A Jérusalem-Est, territoire occupé et annexé par Israël depuis 1967, des milliers de personnes ont pris la rue pour les funérailles tard le 31 mai d'Iyad Hallak. Le président palestinien Mahmoud Abbas a dénoncé un "crime de guerre" et une "exécution". Le ministre israélien de la Défense Benny Gantz a offert ses "condoléances" à la famille et dit pousser pour une enquête "rapide". Sur les réseaux sociaux arabes, le hashtag #PalestinianLivesMatter ("La vie des Palestiniens compte") croise #Blacklivesmatter, mouvement et cri de ralliement antiraciste aux Etats-Unis.
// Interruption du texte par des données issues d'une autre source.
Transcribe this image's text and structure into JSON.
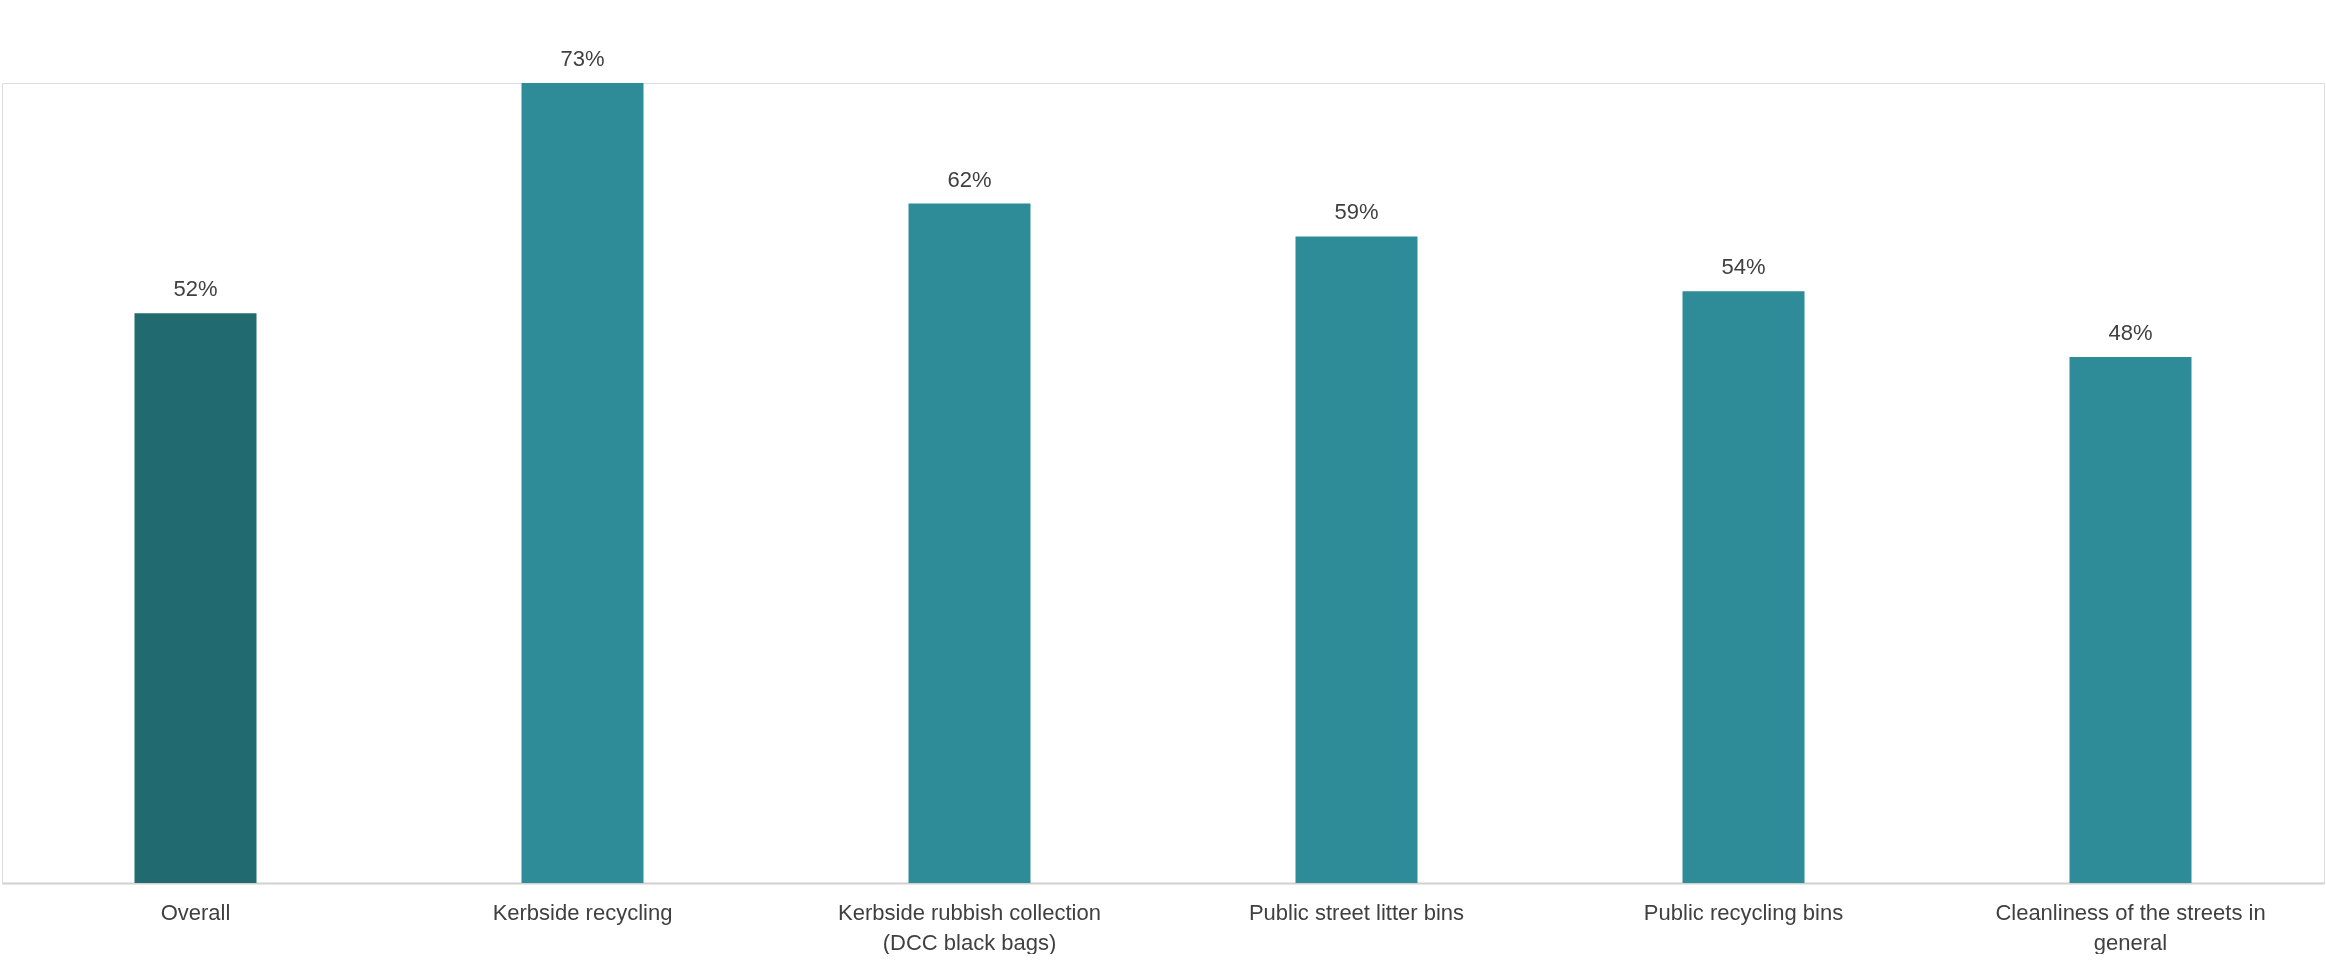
{
  "chart_data": {
    "type": "bar",
    "categories": [
      "Overall",
      "Kerbside recycling",
      "Kerbside rubbish collection (DCC black bags)",
      "Public street litter bins",
      "Public recycling bins",
      "Cleanliness of the streets in general"
    ],
    "values": [
      52,
      73,
      62,
      59,
      54,
      48
    ],
    "colors": [
      "#216a6f",
      "#2e8b98",
      "#2e8b98",
      "#2e8b98",
      "#2e8b98",
      "#2e8b98"
    ],
    "relative": false,
    "value_labels": [
      "52%",
      "73%",
      "62%",
      "59%",
      "54%",
      "48%"
    ],
    "grid": false,
    "legend": false
  }
}
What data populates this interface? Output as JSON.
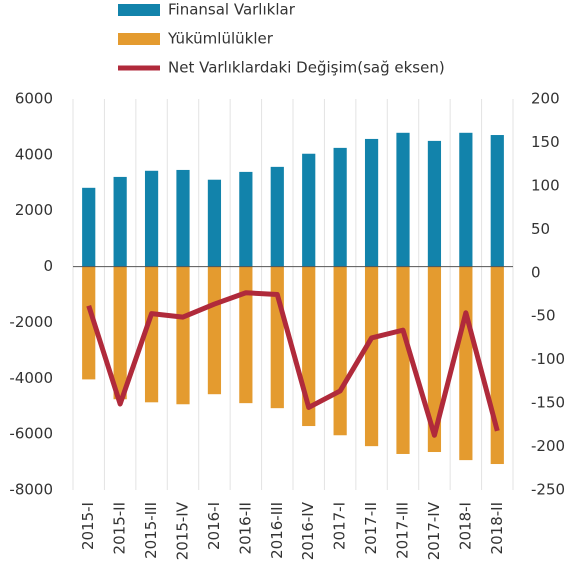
{
  "chart_data": {
    "type": "bar-line",
    "categories": [
      "2015-I",
      "2015-II",
      "2015-III",
      "2015-IV",
      "2016-I",
      "2016-II",
      "2016-III",
      "2016-IV",
      "2017-I",
      "2017-II",
      "2017-III",
      "2017-IV",
      "2018-I",
      "2018-II"
    ],
    "series": [
      {
        "name": "Finansal Varlıklar",
        "type": "bar",
        "color": "#1283ab",
        "values": [
          2820,
          3210,
          3430,
          3460,
          3110,
          3390,
          3570,
          4040,
          4250,
          4570,
          4790,
          4500,
          4790,
          4710
        ]
      },
      {
        "name": "Yükümlülükler",
        "type": "bar",
        "color": "#e49b2f",
        "values": [
          -4040,
          -4750,
          -4860,
          -4930,
          -4570,
          -4890,
          -5070,
          -5710,
          -6040,
          -6430,
          -6710,
          -6640,
          -6930,
          -7070
        ]
      },
      {
        "name": "Net Varlıklardaki Değişim(sağ eksen)",
        "type": "line",
        "axis": "y2",
        "color": "#b02a3b",
        "values": [
          -38,
          -151,
          -47,
          -51,
          -36,
          -23,
          -25,
          -155,
          -136,
          -75,
          -66,
          -187,
          -46,
          -182
        ]
      }
    ],
    "ylim": [
      -8000,
      6000
    ],
    "yticks": [
      -8000,
      -6000,
      -4000,
      -2000,
      0,
      2000,
      4000,
      6000
    ],
    "y2lim": [
      -250,
      200
    ],
    "y2ticks": [
      -250,
      -200,
      -150,
      -100,
      -50,
      0,
      50,
      100,
      150,
      200
    ]
  }
}
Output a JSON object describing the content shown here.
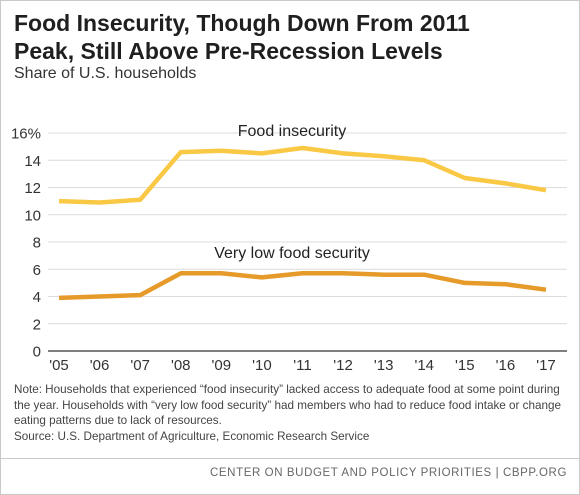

Dans le cas d'Iyad, "c'est de l'occupation, pas de la discrimination raciale", dit à l'AFP Ayman Odeh, chef de la "Liste unie" des partis arabes israéliens. Au bout de la rue étroite de la famille Hallak, deux tentes colorées -une pour les hommes, une pour les femmes-  ont été plantées pour ce deuil à l'heure étrange du Covid-19, avec des bouteilles de gel hydro-alcoolique disposées sur des tables basses.

La colère de la population

Comme les leaders palestiniens ne peuvent accéder à Jérusalem, ce sont ceux de la "Liste unie" qui ont présenté de visu, la mine basse, leur condoléance à la famille. "Le martyr d'Iyad n'a fait qu'augmenter le niveau de colère de la population", lance M. Odeh. Les prochaines semaines pourraient s'avérer critiques, le nouveau gouvernement israélien devant présenter à partir du 1er juillet sa stratégie pour mettre en oeuvre le plan de l'administration Trump pour le Proche-Orient qui prévoit l'annexion de pans de la Cisjordanie occupée. Des manifestations étaient prévues contre ce projet en Israël, mais "le meurtre d'Iyad sera au coeur" des prochains rassemblements, souligne un cadre de la liste arabe. La colère ne va pas redonner leur fils à la famille Hallaq.